Presumably the high price reflects the high fraudulent earning potential of the malware, or perhaps they are scamming the would-be scammers.
A lot of 3rd party developers don't utilize MacOS App Store even for fairly well known applications/utilities. They all have their own well documented web sites that use a licensed secure linked monetary transaction site for purchases. It's not like a pop up ad that says download me now with unknown consequences.
No YOU don't pay 500 USD a month unless you want to profit from stealing sensitive information...So you want me to pay $500 a month for something that circumvents something else that costs $60/month? Where do I sign up. 🤣🤣
Problem is, that too many users do not know anything about the "things" they are klicking at. I do some private support for Mac and Windows and see Computers filled with Browser Taskbars, that fill half their screen, users answering fake alerts about virus infections from their McAfee Scanner (not having installed that thing at all...)
If Apple now blocks everything in their new OS release, I am happy for all these users.

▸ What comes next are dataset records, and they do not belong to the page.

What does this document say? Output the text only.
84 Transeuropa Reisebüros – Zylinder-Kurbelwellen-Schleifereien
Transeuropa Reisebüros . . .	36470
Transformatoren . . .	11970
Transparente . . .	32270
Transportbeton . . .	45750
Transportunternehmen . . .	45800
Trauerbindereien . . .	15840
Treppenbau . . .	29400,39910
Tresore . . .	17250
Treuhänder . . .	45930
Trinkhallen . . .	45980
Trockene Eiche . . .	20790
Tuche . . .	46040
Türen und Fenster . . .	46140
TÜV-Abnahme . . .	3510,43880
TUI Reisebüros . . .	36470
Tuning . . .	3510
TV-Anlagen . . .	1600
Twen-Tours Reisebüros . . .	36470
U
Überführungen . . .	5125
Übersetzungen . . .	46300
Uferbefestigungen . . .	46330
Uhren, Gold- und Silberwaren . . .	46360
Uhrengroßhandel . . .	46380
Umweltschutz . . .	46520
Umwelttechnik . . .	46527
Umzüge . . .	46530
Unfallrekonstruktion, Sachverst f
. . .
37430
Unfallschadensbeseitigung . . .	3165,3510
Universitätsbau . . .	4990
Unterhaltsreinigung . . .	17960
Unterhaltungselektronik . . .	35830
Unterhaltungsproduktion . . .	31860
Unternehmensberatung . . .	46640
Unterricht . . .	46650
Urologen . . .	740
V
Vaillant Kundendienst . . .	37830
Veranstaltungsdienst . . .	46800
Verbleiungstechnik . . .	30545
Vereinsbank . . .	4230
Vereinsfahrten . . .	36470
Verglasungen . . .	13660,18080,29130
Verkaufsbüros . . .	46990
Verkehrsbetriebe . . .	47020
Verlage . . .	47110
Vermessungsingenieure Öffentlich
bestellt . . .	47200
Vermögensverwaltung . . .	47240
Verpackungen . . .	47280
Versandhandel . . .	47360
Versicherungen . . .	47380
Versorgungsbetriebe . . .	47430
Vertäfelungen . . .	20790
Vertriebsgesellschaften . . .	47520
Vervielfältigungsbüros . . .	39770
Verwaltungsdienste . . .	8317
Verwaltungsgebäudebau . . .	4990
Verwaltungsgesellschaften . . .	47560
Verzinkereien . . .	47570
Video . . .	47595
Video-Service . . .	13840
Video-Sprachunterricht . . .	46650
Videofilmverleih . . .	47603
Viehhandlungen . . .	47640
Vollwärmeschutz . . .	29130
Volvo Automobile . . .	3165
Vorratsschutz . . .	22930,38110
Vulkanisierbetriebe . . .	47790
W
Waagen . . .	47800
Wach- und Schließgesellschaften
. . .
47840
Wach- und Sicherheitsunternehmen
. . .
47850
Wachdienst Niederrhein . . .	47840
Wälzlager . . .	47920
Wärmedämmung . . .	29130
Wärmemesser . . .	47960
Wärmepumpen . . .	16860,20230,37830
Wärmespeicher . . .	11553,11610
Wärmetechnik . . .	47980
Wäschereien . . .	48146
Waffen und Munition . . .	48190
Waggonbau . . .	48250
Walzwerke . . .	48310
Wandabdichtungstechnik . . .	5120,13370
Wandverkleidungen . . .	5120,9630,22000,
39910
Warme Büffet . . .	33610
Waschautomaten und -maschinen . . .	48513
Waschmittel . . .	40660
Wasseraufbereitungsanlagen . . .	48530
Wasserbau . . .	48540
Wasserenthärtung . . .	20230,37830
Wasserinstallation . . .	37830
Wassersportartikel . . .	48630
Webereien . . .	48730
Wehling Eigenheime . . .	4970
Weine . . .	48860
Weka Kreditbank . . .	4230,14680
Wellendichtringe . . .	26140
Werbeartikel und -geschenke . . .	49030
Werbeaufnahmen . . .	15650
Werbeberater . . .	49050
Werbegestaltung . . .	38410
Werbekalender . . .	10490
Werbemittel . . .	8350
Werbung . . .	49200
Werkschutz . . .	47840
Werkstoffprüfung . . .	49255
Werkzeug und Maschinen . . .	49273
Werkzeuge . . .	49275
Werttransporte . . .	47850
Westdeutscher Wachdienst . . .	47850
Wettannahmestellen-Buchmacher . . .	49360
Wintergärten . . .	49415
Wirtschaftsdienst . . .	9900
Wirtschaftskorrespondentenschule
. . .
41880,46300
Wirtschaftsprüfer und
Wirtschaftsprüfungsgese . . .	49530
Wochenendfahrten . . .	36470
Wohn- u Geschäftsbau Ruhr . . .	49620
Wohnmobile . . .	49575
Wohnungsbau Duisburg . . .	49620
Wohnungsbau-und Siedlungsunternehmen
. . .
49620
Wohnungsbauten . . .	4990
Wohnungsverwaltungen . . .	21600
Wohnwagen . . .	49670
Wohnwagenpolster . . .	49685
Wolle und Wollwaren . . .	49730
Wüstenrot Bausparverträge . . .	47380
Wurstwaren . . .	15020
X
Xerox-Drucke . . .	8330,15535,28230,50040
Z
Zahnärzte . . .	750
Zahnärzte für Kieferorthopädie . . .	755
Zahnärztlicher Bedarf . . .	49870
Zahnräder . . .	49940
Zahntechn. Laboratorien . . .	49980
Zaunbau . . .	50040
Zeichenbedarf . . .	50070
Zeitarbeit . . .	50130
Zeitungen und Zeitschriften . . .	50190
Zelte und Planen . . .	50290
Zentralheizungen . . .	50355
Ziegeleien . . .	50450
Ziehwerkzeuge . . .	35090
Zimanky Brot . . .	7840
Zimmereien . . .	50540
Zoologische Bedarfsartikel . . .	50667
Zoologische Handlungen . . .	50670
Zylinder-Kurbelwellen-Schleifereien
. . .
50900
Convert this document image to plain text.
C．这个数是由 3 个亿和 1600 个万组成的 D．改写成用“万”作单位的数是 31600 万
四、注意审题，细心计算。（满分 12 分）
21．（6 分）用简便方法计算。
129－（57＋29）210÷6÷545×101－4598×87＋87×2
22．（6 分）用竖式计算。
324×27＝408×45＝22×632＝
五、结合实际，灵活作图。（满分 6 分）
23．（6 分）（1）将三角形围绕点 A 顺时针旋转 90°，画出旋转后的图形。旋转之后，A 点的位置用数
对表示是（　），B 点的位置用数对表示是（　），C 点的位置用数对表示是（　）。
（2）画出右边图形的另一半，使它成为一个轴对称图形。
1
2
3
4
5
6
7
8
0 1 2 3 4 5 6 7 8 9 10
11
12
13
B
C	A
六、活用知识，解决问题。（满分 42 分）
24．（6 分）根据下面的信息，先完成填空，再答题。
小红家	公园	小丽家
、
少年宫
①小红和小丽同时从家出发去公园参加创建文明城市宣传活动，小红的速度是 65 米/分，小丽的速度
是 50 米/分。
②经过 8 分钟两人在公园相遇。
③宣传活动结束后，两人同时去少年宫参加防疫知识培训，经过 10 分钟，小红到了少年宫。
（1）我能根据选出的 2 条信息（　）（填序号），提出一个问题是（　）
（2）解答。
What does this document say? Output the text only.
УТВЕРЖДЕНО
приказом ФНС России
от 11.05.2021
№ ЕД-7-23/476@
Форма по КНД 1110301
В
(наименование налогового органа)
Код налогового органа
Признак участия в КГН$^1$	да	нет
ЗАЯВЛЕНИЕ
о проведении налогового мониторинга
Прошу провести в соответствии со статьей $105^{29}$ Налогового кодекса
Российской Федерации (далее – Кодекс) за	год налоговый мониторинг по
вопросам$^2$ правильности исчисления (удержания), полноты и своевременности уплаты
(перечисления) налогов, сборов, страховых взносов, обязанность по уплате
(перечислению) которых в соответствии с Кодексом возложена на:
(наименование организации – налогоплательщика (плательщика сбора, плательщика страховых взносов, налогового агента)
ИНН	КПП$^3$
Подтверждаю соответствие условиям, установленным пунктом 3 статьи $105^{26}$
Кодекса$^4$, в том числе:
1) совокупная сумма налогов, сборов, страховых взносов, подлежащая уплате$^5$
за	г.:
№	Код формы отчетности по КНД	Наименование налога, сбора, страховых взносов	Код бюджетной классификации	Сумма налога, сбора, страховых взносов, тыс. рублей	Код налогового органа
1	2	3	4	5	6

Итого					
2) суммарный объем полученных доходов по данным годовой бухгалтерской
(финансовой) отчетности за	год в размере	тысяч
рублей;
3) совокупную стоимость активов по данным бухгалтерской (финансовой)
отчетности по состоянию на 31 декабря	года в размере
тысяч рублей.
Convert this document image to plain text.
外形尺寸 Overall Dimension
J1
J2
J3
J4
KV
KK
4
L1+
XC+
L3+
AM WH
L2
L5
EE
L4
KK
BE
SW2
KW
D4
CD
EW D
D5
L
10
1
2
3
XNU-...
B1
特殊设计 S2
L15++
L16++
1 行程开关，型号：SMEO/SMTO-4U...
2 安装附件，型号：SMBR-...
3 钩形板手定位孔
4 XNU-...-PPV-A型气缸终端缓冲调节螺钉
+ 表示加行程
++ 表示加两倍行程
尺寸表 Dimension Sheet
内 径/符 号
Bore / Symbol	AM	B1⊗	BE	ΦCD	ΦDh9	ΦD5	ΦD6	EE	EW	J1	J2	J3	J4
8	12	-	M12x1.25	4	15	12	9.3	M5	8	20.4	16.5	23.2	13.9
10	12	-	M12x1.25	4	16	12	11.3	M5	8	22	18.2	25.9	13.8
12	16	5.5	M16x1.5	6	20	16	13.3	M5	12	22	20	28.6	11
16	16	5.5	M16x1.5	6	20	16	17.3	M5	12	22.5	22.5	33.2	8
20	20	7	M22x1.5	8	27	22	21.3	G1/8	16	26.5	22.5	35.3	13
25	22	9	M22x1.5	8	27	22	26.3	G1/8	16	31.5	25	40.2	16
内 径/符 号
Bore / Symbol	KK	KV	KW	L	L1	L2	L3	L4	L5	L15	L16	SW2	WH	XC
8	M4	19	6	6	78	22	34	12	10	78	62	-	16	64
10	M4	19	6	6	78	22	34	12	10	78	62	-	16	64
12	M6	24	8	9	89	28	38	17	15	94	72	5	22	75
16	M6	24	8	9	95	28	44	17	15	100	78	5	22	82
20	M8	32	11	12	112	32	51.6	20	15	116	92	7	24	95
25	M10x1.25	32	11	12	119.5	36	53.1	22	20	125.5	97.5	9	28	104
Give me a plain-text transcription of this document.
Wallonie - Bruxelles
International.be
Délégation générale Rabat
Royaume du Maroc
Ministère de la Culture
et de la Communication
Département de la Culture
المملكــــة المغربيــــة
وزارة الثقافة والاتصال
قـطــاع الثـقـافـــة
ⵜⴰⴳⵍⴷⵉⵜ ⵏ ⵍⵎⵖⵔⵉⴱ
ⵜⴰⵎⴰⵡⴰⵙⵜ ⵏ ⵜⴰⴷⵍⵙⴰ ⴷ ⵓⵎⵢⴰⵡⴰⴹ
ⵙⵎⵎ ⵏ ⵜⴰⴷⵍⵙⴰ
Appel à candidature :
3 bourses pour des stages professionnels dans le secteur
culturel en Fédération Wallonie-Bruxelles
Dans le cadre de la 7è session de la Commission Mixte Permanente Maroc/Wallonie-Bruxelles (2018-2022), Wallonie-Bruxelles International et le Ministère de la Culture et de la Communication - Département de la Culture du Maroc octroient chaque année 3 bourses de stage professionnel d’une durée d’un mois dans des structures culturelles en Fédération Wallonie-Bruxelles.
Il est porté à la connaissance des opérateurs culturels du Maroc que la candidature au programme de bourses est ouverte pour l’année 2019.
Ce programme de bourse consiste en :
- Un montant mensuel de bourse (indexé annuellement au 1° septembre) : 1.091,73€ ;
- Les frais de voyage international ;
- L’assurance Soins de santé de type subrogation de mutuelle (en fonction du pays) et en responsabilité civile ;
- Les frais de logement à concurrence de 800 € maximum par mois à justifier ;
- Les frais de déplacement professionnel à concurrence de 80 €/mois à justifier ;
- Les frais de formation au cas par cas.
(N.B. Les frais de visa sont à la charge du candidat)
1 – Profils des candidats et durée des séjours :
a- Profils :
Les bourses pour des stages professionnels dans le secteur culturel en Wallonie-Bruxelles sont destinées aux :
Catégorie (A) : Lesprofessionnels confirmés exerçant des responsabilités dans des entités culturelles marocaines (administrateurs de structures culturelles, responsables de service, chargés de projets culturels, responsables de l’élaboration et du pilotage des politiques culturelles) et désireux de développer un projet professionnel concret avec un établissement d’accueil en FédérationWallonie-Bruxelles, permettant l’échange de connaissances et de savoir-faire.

Do not let them cross any available border, without asking someone, who knows, what it is all about.
And the new EU-App Store alternative is a really bad thing for exactly these users. But - it is not my money and not my data...
If you want freedom, you have to know to use it the right way, otherwise be happy, there is a scary watchdog who likes you personally. Feeding the watchdog might not be free, but is is cheaper than the alternative.
If Apple now blocks everything in their new OS release, I am happy for all these users. Do not let them cross any available border, without asking someone, who knows, what it is all about.
And the new EU-App Store alternative is a really bad thing for exactly these users. But - it is not my money and not my data...
If you want freedom, you have to know to use it the right way, otherwise be happy, there is a scary watchdog who likes you personally. Feeding the watchdog might not be free, but is is cheaper than the alternative.